本論文研究之主要目的為成長並量測分析一維奈米結構(奈米線)。本論文因不同之材料種類可分為三個部份。第一部份為探討矽奈米線之成長及元件量測，第二部份為氧化銅奈米線之成長及元件製做。最後第三部份為成長氧化鋅奈米線及其相關元件之製做量測。
首先在矽奈米線之部份，本實驗成功的在玻璃基板上直接以氣態-液態-固態(vapor-liquid-solid)的方法成長矽奈米線。藉由先在玻璃基板上沈積一層很薄的非晶矽(5nm a-Si:H)，可在具有金催化劑之表面上，在500oC時成長出高密度垂直的奈米線。並且發現當未沈積此非晶矽時，則無法成長出矽奈米線，因此藉由此方法，可以在不同的基板上或不同的金屬電極上做選擇性的成長矽奈米線。利用以此方式在玻璃基板上製做矽奈米線之場發射元件，經由量測，可發現其臨界電壓為15V/μm, 且其場發射因子β約為1700。此外為了探討不同金催化劑含量對成長矽奈米線所造成之影嚮，當所沈積金的厚度由5奈米增加至15奈米時，可發現其成長出來的矽奈米線之半徑由90奈米增至490奈米，且其矽奈米線之長度由1.6微米降至1微米。而由其溼度特性之量測可發現其電流會隨著其相對溼度之高低而呈現線性之變化。經由實驗之結果，可以發現當金催化劑之厚度越薄時，其具有較高之感測反應。
在CuO的部份，本實驗成功的在Cu/CuO/玻璃上成長CuO奈米線。並且可以發現在成長CuO奈米線之後，在之前藉由濺鍍機沈積之CuO薄膜和Cu薄膜之間會有多孔結構之產生。由此方式成長之CuO奈米線其平均長度會隨著所沈積Cu薄膜的厚度增加而增加;另一方面，上述所形成之多孔結構也會隨著Cu薄膜厚度而增加。在量測其異丙醇(IPA)之特性上，由實驗結果可發現其所量測得的電流會隨著所注入異丙醇之濃度增加而減少。此外，由實驗結果可得知其異丙醇及相對溼度之感測嚮應會隨著奈米線的長度增加而增加。在另一方面，本實驗亦進行CuO奈米線的側向成長，並用其來量測對酒精之感測嚮應。當量測溫度在300度時，實驗數據顯示當所注入之酒精濃度為25, 50, 100, 200, 500和1000ppm時，其所量測到的嚮應分別為1.06, 1.11, 1.14, 1.18, 1.24及1.27。且其感測嚮應會隨著量測溫度之增加而上升。最後，本論文亦在玻璃基板上製做CuO奈米線之場發射元件，並量測其場發射特性。
在氧化鋅奈米線方面，本論文使用氣相傳輸方法(vapor phase transportation)及水浴法(hydrothermal process)這兩種方式來成長氧化鋅奈米線。此外，藉由適當的參數，藉由反應式濺鍍方式來沈積氧化亞銅(Cu2O)，並在氧化鋅奈米線上沈積Cu2O。藉由SEM影像，發現Cu2O可以填滿氧化鋅奈米線之間隔，並達到很好的表面覆蓋率，而形成同軸的p-Cu2O/n-ZnO奈米線，且其亦呈現出典型之整流特性(電流-電壓曲線)。且藉由量測其光亮暗電流特性亦呈現出大的光嚮應和反應快速。此外，本論文亦藉由水浴法，在低溫下在軟性基板上成長氧化鋅奈米線且同時量測其相對溼度之嚮應。藉由電子顯微鏡之影像可發現所成長之氧化鋅奈米線其平均長度及半徑分別為0.6μm及50nm，並量測此氧化鋅奈米線在不同溼度環境下之嚮應。
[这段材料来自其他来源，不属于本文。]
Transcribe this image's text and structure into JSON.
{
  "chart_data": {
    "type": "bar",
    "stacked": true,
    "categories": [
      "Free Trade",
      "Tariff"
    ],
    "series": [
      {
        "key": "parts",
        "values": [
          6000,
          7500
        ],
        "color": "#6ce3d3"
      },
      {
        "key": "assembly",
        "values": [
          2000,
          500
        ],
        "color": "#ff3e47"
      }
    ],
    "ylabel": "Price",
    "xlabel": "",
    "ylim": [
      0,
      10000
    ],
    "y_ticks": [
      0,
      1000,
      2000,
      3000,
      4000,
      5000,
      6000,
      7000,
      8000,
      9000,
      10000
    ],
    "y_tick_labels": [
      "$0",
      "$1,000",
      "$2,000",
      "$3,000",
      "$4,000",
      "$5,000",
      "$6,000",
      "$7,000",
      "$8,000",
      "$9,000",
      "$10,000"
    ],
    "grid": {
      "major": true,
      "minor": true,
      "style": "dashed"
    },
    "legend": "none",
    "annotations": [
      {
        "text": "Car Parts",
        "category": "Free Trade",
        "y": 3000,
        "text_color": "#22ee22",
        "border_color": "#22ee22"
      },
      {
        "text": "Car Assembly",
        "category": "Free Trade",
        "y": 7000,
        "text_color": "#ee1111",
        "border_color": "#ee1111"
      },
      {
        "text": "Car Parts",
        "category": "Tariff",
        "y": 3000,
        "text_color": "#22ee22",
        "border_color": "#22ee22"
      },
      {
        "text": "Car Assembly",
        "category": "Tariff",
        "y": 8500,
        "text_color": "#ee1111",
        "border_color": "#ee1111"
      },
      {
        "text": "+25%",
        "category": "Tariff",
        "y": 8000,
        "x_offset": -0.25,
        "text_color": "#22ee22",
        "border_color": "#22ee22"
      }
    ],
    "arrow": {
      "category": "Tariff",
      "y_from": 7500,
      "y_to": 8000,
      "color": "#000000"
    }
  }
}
The main goal of this dissertation is the growth and analyses of 1D semiconducting nanowires. The dissertation is divided into three sections due to different kinds of material. The first one is the investigation of silicon nanowires and the second is the growth and analyses of CuO nanowires. Finally, ZnO nanowire-based devices are also demonstrated.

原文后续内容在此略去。